A reportagem é de John L. Allen Jr., publicada por Crux, 22-06-2016. A tradução é de Luísa Flores Somavilla.
As periferias
Esta será a 14ª viagem internacional do pontificado de Francisco, e aqui está um resumo de seus destinos, incluindo a Armênia.
• Europa Oriental: 3 países (Albânia, Bósnia e Herzegovina, Armênia)
• América Latina: 6 países (Brasil, Equador, Bolívia, Paraguai, Cuba, México)
• Ásia: 3 países (Coreia do Sul, Filipinas, Sri Lanka)
• África: 3 países (Quênia, Uganda, República Centro-Africana)
• Oriente Médio: 4 países (Israel, territórios palestinos, Jordânia, Turquia)

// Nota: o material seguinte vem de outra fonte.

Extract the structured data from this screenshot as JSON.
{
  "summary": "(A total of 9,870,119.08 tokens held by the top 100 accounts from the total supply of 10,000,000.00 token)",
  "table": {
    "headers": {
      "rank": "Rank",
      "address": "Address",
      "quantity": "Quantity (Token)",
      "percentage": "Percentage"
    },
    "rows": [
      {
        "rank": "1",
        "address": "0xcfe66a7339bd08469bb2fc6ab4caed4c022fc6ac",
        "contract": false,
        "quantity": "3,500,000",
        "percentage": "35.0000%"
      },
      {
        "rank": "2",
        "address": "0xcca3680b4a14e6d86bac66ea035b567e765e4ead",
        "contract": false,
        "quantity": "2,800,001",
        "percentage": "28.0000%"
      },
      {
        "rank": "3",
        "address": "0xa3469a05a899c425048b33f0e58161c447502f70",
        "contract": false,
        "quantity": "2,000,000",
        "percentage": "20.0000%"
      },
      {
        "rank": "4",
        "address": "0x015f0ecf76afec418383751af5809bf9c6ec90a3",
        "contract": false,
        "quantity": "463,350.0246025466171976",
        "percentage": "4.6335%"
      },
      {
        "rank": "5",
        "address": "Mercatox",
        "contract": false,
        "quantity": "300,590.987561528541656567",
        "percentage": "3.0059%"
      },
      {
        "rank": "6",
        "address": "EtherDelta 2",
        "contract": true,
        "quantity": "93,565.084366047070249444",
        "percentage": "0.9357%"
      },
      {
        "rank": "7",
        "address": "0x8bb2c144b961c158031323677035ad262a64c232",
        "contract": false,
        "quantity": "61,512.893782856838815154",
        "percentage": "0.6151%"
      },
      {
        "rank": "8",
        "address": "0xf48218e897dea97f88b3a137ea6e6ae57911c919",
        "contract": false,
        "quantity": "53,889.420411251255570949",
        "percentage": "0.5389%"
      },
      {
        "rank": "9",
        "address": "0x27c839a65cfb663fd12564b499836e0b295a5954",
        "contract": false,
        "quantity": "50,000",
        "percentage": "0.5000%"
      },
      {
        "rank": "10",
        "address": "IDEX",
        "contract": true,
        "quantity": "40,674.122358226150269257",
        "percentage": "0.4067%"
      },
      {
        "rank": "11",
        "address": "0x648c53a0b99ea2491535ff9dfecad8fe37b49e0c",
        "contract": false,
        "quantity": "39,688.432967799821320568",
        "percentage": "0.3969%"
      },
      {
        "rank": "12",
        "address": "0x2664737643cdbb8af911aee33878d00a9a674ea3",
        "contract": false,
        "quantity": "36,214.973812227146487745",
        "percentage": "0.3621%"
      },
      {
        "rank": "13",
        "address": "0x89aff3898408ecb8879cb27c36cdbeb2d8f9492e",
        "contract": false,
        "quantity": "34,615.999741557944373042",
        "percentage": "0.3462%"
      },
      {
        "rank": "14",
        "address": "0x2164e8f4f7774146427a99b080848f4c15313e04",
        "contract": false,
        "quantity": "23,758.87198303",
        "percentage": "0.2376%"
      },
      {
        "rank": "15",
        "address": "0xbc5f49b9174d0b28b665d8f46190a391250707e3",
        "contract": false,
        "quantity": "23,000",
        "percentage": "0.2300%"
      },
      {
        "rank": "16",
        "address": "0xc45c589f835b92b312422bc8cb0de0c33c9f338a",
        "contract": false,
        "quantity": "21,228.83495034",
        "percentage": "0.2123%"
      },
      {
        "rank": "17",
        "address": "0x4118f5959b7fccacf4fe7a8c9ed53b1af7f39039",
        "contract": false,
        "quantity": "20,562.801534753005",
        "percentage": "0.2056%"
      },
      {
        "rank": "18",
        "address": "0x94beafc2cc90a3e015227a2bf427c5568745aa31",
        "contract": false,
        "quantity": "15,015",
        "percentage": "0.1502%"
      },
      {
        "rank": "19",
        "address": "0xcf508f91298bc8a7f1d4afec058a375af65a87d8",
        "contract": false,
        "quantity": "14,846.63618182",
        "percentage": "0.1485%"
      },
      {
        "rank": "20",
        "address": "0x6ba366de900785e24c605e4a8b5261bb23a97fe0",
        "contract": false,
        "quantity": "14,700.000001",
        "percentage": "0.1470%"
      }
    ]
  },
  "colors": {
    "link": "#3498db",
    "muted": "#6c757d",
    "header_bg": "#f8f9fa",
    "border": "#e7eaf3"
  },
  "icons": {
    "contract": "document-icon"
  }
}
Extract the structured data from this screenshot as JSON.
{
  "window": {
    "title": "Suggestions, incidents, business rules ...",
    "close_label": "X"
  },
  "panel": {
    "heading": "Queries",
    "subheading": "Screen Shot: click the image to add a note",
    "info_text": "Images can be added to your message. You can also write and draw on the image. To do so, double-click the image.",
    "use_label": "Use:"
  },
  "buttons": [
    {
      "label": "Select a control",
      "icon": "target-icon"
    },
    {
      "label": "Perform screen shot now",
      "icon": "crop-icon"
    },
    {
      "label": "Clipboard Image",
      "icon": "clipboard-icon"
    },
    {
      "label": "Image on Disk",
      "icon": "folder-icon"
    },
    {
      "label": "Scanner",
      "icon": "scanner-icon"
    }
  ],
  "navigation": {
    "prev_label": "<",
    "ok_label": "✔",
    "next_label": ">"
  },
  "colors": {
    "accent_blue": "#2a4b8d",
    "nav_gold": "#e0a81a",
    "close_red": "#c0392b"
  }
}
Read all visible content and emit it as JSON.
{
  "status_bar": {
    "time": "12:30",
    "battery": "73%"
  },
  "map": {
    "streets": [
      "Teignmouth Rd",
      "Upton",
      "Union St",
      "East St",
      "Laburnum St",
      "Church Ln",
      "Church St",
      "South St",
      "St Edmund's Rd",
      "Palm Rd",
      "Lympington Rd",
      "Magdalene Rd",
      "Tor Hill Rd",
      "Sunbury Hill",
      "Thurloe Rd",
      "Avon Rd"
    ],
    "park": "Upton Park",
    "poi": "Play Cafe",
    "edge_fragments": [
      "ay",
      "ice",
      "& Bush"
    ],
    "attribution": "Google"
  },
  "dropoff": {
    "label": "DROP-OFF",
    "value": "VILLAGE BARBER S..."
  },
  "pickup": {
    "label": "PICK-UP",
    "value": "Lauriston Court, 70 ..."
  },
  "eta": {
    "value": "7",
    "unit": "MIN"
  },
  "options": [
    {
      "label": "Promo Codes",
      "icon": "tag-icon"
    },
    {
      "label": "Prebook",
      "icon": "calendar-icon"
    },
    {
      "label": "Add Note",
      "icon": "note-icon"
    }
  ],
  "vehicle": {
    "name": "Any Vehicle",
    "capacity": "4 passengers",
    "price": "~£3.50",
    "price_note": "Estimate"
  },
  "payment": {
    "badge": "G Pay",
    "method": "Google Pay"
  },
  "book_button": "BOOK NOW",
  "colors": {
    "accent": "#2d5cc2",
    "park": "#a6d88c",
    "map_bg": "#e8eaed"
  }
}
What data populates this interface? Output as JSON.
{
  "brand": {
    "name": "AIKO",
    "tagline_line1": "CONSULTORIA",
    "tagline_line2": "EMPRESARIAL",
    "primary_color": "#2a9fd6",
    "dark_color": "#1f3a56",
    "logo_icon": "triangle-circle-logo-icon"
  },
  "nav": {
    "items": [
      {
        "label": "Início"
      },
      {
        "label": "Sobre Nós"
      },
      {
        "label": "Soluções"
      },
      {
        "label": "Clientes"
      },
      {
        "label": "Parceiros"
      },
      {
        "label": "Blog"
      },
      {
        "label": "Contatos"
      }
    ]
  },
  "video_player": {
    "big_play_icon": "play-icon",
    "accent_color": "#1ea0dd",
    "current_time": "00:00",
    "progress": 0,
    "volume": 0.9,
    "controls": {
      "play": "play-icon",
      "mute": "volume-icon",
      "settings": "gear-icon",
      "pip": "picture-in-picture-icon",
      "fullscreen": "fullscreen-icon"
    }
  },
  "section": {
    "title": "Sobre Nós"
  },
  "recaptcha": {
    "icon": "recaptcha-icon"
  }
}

• América do Norte: 1 nação (Estados Unidos)
• Europa Ocidental: 0
• Em outras palavras, o resultado está "Mundo Ocidental 1, todos os outros 19." Se fosse uma luta de boxe, o juiz já teria mandado parar.
(Uma viagem de um dia a Estrasburgo em novembro de 2014 não conta como uma visita à Europa Ocidental, pois não foi considerada uma visita de Estado e o Vaticano não a inclui como uma viagem para a França).
Como eu já disse antes, não é necessário consultar um grande especialista para entender a visão de mundo do Papa Francisco, mas sim, consultar seu agente de viagens. Este é um papa que acredita que é possível reerguer lugares tradicionalmente esquecidos e negligenciados, particularmente aqueles onde estão ocorrendo conflitos ou algum outro trauma.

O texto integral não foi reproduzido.